Everything is not well in the world of supervillains though. If you want to know, read this book. What if superheroes really existed. What if the supervillains all teamed up and killed off the superheroes, and then used their advanced technology to make everyone in the world believe that heroes and villains are a thing of fantasy, as well as the kind of technology it would take to wipe your brain of its memories. So how does the son of a villain go about proving that he's worthy of his father's fortune. Did I mention his father's supervillainry led to him accumulating a fortune, and that he left it all to his illegitimate son. In order for Wesley to inherit his father's wealth, he must first take up his father's old costume, his weapons, and his identity, and prove that he's worthy of it all.
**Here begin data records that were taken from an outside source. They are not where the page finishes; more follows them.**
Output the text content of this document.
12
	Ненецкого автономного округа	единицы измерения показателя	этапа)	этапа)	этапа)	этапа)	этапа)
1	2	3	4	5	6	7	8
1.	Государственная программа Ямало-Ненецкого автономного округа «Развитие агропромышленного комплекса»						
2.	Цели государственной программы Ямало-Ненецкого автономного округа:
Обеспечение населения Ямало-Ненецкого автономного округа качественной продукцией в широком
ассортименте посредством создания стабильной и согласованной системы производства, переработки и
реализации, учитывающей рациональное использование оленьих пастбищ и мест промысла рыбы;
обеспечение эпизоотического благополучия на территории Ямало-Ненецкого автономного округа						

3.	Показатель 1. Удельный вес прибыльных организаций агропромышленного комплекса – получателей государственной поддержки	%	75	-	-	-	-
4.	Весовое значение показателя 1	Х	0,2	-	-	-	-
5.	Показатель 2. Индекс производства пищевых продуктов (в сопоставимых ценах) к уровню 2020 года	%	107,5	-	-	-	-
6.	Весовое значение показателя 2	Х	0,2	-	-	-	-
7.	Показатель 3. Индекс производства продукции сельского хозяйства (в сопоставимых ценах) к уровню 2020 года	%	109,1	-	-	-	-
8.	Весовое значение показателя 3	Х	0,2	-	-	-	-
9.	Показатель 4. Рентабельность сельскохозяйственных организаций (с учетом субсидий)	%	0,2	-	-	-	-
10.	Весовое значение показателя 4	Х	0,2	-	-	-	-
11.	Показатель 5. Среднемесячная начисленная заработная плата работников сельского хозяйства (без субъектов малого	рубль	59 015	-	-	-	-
Besides the cynicism, though, is a great sort of right-of-passage story with a twist.its about a villain, not a hero. Millar grounds the story in ours, allowing his average American character to go about criticizing what he sees as a boring, monotonous world where we can expect to be pushed around, spit on, and degraded by everyone around us.
What if you suddenly were told that you got to be one of them as well.These questions essentially make up the premise of "Wanted." Wesley Gibson, your average underappreciated, depression riddled cubicle rat with a cheating girlfriend, has a bomb dropped on his life when he learns that his deadbeat father was one of the greatest supervillains of all time, and one of the "fraternity" a group of villains who essentially control the world. Things are moving, but where are they moving, and who is behind it.If you're looking for a dark story with a cynical, satirical edge, this is the place to go.
What if supervillains really did too. Wesley is thrust into their realm at a time of great unrest.
You won't be disappointed. What if all crime in the entire world, all governments-everything, was controlled by these supervillains and you didn't know.
Oh wait, but there's a catch.
I bought this comic because I liked the movie Wanted.I realized that the story was quite different and I wanted to read it.It really surprised me, as it was quite better than the movie.A must.
Definitely a must have for any comic lovers. This is a great book with fun details in every part of the storyline.